Foreign Investment in the Canadian Real Estate Sector
By: Adam Ionico
Over the past few years, real estate prices have been rapidly rising across Canada; specifically in the metropolitan hubs of Vancouver, Toronto and Montreal. In particular, Vancouver is a magnet for Chinese investors. Just last February, a Vancouver house sold for $735,000 over asking price for a total of $4.23 million. The benchmark price of a single detached home in Vancouver rose 27% (to $1.3 million) in February 2016 from the same month a year ago. Much of the rising prices are due to the foreign investment in the real estate sector. Housing prices continue to rise above average income growth rates, making it difficult for Canadians to be able to purchase a home and putting the Canadian housing economy at risk of a crash if significant foreign investment is diminished too quickly. Some are speculating that these rapidly rising prices are creating a housing bubble reminiscent of those in the past.

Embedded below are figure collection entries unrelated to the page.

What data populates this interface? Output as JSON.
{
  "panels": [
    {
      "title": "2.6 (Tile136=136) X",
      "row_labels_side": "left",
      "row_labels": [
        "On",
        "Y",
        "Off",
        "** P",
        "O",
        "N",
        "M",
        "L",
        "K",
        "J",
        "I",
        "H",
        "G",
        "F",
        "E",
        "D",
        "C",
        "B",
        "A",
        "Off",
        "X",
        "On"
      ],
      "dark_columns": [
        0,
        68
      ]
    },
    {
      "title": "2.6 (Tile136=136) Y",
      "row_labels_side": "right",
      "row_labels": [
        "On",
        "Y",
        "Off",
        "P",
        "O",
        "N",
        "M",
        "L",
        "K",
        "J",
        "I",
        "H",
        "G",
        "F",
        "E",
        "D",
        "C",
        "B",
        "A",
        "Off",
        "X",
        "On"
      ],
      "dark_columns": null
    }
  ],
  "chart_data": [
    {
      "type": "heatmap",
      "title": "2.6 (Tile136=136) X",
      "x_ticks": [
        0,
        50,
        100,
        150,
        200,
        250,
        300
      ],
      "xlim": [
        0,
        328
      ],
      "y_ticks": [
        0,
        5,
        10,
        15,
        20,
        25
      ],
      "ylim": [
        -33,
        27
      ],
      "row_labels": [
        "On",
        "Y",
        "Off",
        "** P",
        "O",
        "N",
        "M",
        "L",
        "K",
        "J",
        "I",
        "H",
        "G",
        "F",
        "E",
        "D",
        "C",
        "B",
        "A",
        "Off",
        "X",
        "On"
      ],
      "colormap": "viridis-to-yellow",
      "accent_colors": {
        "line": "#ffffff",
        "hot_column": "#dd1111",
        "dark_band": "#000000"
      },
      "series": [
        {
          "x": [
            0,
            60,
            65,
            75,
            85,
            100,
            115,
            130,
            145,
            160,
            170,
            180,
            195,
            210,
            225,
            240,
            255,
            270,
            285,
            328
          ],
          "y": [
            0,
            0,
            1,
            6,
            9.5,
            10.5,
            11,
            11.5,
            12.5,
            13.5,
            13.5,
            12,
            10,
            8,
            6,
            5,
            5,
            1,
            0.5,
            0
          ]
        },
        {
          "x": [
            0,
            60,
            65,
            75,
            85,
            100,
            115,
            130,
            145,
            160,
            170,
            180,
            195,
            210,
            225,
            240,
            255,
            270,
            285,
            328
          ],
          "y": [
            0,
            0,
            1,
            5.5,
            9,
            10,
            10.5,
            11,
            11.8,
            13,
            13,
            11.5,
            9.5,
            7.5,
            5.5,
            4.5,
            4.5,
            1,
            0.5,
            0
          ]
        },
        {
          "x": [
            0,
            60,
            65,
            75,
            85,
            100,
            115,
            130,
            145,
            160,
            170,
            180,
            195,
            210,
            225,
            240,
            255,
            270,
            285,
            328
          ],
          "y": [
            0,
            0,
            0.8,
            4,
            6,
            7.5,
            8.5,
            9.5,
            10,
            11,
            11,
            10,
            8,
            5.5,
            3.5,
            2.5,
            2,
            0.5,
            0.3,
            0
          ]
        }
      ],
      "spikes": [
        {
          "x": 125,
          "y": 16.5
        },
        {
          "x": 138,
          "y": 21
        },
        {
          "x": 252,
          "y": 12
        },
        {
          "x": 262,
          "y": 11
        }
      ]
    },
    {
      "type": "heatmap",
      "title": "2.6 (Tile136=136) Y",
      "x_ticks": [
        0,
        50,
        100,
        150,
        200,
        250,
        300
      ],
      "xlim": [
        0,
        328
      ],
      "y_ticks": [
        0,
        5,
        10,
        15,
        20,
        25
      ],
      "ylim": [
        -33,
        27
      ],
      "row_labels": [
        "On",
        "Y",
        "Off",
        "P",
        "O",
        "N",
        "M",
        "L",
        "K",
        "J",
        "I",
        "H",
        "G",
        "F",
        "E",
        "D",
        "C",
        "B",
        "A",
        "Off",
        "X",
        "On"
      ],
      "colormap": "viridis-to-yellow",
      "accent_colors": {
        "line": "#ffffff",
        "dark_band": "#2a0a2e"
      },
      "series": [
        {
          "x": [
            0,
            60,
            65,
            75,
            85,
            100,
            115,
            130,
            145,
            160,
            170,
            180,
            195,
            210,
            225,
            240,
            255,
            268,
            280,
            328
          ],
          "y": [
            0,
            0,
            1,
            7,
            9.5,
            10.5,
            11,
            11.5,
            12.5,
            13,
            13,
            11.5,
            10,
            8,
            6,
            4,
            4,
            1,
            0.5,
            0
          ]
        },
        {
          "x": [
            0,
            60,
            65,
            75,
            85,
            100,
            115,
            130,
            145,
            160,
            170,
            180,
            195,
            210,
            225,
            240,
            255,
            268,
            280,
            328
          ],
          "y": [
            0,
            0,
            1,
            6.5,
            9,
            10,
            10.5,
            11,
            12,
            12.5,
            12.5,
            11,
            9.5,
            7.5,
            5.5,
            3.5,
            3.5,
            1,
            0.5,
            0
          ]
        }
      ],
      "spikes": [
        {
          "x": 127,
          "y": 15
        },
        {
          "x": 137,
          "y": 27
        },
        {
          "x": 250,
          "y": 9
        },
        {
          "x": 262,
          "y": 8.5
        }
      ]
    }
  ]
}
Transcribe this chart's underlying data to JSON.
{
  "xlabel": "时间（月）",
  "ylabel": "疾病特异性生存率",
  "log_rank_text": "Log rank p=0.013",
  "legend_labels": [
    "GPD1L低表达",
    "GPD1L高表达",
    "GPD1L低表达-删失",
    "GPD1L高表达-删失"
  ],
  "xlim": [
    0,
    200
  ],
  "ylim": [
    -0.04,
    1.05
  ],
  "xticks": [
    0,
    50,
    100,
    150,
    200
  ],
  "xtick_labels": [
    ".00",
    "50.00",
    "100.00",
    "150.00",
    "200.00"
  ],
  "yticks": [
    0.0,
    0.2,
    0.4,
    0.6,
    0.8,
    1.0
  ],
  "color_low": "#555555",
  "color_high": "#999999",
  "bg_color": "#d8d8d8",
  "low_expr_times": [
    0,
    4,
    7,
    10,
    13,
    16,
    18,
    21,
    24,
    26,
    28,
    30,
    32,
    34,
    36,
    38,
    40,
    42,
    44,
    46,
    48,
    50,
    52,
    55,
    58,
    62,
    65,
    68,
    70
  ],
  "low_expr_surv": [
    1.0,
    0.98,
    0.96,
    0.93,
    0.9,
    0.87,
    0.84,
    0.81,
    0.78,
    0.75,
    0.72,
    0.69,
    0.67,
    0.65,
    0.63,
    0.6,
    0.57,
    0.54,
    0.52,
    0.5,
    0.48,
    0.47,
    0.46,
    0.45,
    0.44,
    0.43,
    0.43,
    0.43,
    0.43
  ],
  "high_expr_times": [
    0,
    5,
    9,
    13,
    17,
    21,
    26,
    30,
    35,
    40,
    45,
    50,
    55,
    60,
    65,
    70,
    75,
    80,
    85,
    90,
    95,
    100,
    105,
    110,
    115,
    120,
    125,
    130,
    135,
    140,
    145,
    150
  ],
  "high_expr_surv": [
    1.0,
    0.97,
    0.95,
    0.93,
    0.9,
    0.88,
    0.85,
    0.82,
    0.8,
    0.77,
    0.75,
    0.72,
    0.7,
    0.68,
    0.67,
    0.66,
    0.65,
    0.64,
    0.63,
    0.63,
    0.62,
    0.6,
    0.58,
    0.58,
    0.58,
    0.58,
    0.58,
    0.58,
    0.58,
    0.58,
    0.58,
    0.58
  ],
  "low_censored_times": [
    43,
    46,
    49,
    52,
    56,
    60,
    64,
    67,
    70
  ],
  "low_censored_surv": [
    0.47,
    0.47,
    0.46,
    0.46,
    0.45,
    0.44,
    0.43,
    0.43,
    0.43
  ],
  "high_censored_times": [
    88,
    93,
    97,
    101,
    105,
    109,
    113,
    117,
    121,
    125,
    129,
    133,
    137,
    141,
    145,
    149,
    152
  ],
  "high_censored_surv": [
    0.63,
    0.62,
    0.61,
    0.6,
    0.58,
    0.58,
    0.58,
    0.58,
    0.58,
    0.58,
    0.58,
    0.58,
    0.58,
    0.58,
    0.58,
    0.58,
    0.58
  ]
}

The specific details of the foreign investment are, however, unclear to the federal government. Exactly how much is being invested by foreigners and the extent it has on housing prices is not known. This data is essential for the government in order to understand the flow of money into our country and proactively mitigate the risks it has on our economy. On March 22nd Bill Morneau, Canada’s Finance Minister, presented the 2016 Federal Budget and stated “Currently it’s not possible to understand the role of foreign homebuyers in Canada’s housing market since a comprehensive and reliable data set on the number of homes sold to foreign homebuyers does not exist.” In the budget, a mere $500 thousand will be allocated to Statistics Canada to collect and analyze this data. However, the federal budget did not contain any new measures to help cool the Canadian housing market or curb rising levels of household debt; but in December the government stated it would require double the minimum down payment for government insured mortgages for home prices between $500 thousand and $1 million. There has also been broader movement in government agencies to track foreign investment in Canada, specifically after BC implemented a measure to require buyers to disclose whether they are Canadian citizens.
On March 9th, the Bank of Canada decided to leave the benchmark interest rate unchanged at 0.5% as the central bank waited to see how the federal government presented the March 22nd federal budget. The hot housing market in many cities could lead Bank of Canada officials to cut the rate next month, which would further increase the appeal of foreigners to invest here. However, if the central bank were to increase the rate in April in an attempt to cool the housing prices, we could potentially see a quick sell off in the real estate sector pushing the Canadian economy down.
Given the lack of data which Canada currently has on foreign investment in the Canadian real estate sector, we are unable to speculate with any degree of confidence on the true effects foreign investment has on the Canadian economy and what proactive measures can be taken to prevent another housing crash.